Petit. Mignon. Les mots sont chargés de condescendance. Comme si, à cause de sa taille et de son visage rond – et parce qu'il n'a pas ce genre de mâchoire carrée – on pouvait le traiter comme s'il avait dix ans.

''Violet m'a dit de ne pas te parler.'' Dit-il finalement, après un instant de silence, parce qu'il ne sait pas quoi répondre d'autre. C'est un peu contre-productif, parce que ces mots sont exactement ceux d'un enfant en colère, bras croisés et sourcils capricieusement froncés.

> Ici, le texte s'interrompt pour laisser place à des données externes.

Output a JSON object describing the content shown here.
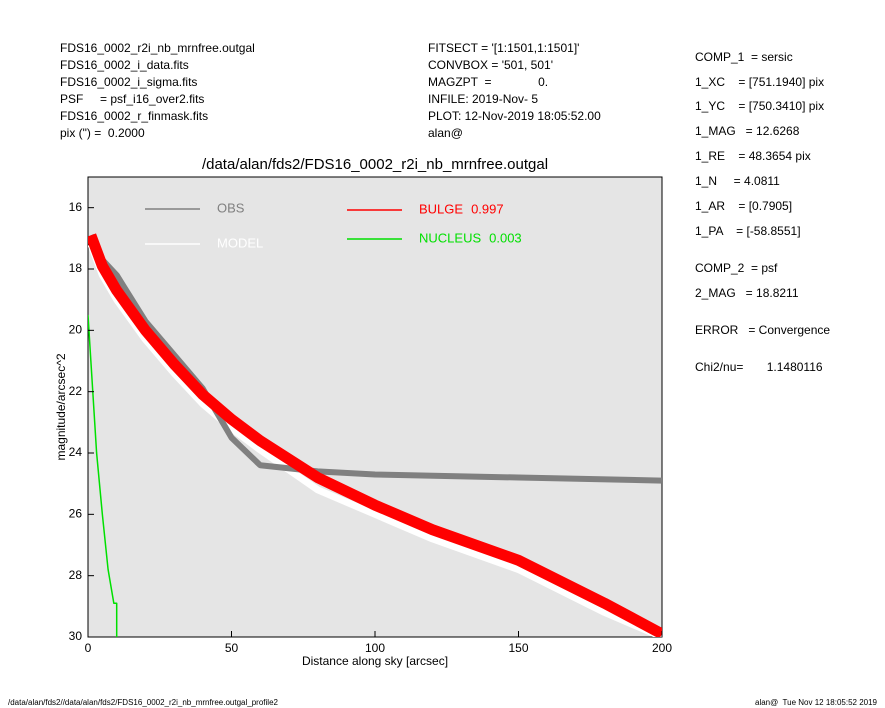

Le visage de Richie se soulève – yeux écarquillés, sourcils levés très haut, bouche ouverte l'idée semble beaucoup l'amuser. ''Ah ? Vraiment ?''

Eddie évite son regard avec embarras et prie pour que la conversation s'arrête et pour que Violet -bon sang, pourquoi met-elle aussi longtemps ? – revienne le plus vite possible.

Juste à ce moment, comme une intervention divine, Violet se laisse tomber sur le siège du passager avec un soupir. La voiture swingue et grogne sous le choc.

''Tu veux le garder pour toi toute seule, Vi ?'' demande Richie avec amusement tandis que Violet ferme la porte avec un clac sonore. Des cheveux volettent sur son front et elle les écarte avec impatience.

''Qui?'' demande-t-elle. ''Eddie ?'' Richie a à peine le temps d'ouvrir la bouche qu'elle réplique. ''Ne. Lui. Parle. Pas.''

''Trop tard'', dit Richie avec un sourire paresseux. Eddie n'est pas sûr de ce qu'il peut répondre. Il évite encore de les regarder.

Violet se retourne pour attraper son regard et incline sa tête entre les deux sièges de devant ''Je suis désolée pour lui s'il t'a vexé.'' Dit-elle d'une voix franche.

''Ce n'est pas grave'' dit Eddie, reprenant confiance à la vue de Violet. ''Je l'ai fait taire.''

Violet le regarde avec fierté. Richie s'esclaffe – et sans surprise, son rire est aussi lumineux que sa voix.